Sunday, 5 September 2021

"Liked" Tweet of the Week: Rescuing Artefacts from Scrap and Polishing Them



     "When the sun don't shine bury your gold"   
Over on Twitter I retweeted a news item about a Danish metal detectorist finding a gold treasure, and picked out one sentence from it as a byline: "At the end of December 2020, an inexperienced hobby archaeologist dug up 945 grams of gold from the ground in a field near the Jelling stones". To me that flags up all sorts of issues. Unfortunately, the website is set up in a way that prioritises form over context and my attempts to treat the text as a coherent account led to it breaking up into soundbite-size fragments floating around in a sea of pictures of shiny things like in a deranged goldfish bowl. All the pictures showed shiny objects, rather than the excavated context. 
For eight months, the Vejlemuseerne and the Nationalmuseet have kept a golden secret. At the end of December 2020, an inexperienced hobby archaeologist dug up 945 grams of gold from the ground in a field near the Jelling stones. Since then, the museums' specialists in all discretion have closely studied the numerous gold objects [...] After the hobby archaeologist fished the 22 gold pieces out of the ground in December, the archaeologists at Vejlemuseerne have started a major excavation, where they have vacuumed the corn field for several finds. [...] The next step now is that each item must be carefully straightened and polished [sic?]. In February, they will glimpse from the display cases at Vejle Art Museum. They were the ones who were handed the find by Ole Schytz, who chases things from the past in his spare time. And in fact, he was just about to hurl [? kyle] the first bracteates for scrap. [Google translator]
There is also some folksy and attempted topical narrativisation speculating about these ancestors burying a hoard to "make the sun shine again" (related to the extreme weather events of 535–536).

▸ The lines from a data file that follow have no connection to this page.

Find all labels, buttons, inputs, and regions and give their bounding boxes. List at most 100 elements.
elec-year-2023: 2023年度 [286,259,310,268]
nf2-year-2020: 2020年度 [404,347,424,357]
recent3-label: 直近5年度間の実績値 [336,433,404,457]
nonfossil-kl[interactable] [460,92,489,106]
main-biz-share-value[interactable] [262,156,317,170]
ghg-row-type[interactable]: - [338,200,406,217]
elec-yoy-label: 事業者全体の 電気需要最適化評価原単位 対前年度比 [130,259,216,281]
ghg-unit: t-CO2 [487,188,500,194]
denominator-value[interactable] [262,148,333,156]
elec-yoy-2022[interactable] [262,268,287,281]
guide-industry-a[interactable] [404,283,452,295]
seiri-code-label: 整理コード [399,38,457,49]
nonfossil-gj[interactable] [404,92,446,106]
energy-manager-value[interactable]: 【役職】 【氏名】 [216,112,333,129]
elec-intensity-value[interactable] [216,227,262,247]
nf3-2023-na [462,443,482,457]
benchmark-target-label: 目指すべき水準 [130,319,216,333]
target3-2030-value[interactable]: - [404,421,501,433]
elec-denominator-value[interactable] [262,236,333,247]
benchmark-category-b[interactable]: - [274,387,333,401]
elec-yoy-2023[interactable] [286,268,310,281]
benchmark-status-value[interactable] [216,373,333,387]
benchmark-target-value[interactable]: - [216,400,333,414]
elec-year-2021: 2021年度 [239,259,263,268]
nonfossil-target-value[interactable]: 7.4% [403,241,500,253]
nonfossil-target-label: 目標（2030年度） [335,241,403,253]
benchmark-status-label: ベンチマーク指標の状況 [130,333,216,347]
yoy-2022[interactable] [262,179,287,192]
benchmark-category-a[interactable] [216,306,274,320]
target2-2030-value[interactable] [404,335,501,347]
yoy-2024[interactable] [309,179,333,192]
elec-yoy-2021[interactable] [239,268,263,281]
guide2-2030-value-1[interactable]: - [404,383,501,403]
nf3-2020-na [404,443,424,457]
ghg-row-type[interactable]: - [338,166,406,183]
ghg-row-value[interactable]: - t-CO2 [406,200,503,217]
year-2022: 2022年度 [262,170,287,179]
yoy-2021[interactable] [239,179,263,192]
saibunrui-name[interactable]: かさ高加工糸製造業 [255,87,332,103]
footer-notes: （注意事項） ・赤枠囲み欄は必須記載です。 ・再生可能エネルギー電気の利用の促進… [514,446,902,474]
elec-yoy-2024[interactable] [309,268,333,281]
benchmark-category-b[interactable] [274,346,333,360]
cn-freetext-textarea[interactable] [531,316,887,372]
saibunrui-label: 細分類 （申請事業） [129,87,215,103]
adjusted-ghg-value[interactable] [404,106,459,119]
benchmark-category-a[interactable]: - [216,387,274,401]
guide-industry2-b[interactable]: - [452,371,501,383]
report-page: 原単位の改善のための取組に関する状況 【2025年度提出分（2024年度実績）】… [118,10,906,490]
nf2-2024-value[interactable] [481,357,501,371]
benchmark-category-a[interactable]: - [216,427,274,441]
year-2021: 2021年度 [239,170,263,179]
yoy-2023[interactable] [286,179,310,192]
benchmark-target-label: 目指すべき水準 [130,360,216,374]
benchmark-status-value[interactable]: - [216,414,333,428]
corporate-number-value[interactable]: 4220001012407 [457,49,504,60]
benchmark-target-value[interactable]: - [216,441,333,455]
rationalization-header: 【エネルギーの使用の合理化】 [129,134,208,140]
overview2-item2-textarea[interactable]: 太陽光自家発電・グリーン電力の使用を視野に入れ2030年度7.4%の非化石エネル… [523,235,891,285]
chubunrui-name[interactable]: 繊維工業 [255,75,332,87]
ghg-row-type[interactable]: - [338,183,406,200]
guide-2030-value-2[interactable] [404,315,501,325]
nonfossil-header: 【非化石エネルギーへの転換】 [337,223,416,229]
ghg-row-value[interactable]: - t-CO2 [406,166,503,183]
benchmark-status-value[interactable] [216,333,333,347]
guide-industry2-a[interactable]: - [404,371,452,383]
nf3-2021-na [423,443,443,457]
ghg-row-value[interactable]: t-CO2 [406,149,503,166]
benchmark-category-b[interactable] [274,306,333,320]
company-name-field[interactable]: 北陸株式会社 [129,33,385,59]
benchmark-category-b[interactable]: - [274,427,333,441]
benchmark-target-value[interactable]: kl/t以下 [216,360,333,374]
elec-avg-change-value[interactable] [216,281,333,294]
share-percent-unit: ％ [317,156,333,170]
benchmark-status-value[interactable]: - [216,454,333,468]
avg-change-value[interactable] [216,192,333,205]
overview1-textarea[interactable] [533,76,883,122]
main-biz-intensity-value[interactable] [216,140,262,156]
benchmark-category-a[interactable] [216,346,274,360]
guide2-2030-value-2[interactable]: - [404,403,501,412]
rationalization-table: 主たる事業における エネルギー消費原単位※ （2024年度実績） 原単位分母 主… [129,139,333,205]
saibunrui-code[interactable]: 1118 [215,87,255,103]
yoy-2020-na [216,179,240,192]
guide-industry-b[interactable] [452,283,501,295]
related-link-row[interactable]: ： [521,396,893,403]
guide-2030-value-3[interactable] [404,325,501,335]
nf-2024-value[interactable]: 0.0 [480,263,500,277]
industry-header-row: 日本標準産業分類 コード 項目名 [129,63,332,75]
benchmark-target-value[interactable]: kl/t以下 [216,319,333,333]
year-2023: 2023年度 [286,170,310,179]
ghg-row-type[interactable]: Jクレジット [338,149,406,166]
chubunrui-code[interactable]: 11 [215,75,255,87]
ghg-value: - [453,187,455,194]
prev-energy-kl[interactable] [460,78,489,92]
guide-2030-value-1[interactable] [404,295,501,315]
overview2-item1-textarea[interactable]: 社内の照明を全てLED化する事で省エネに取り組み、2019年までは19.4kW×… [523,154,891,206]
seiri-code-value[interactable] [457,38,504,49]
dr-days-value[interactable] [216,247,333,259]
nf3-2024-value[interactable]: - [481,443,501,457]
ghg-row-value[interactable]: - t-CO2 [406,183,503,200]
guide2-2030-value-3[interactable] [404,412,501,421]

I can't get out of mind the hope that this story has got it wrong about the museum being about to get these artefacts "straightened and polished". No! More to the point, it reports that 22 items were hoiked out of the ground by  an inexperienced searcher who, it is reported, was prevented somehow from selling some of the gold for scrap (some of them what was the reason that he was not scrapping all of them if he did not want them?). There is a whole chunk of the story missing here. The article - as usual concentrates on the "lucky find" aspect, the typical trope of "experts being delighted", and "the experts have an answer to the mystery, and it will surprise and entertain you", and (indirectly) how much nearly a kilogramme of dugup gold is worth (they did not add "but the scientific value is priceless"). Thankfully we did not see a "ancient gold cursed by a vengeful sun-god" either).

Another thing we (thankfully) don't see is any reference to that Danish construct "Metalldetektor Archeologie". If Mr Schytz was, as it says, on the point of melting some of the finds down for scrap, that requires some explanation from all those folk who tell us that all is well in the Kingdom of Denmark as far as metal detector use goes.

My curiosity is piqued, however, by the question why followers of my Twitter account (@PortantIssues) have been "liking" this retweeted post in such numbers. Is it that they read the article to the bottom despite the bobbing pictures of gold objects and share my concern, or are they delighted by the bobbing pictures of all that gold? or is it the idea that an inexperienced guy with a metal detector made a lucky find? None of them bothered to comment on it, so I'm regretfully concluding its probably the bobbing gold.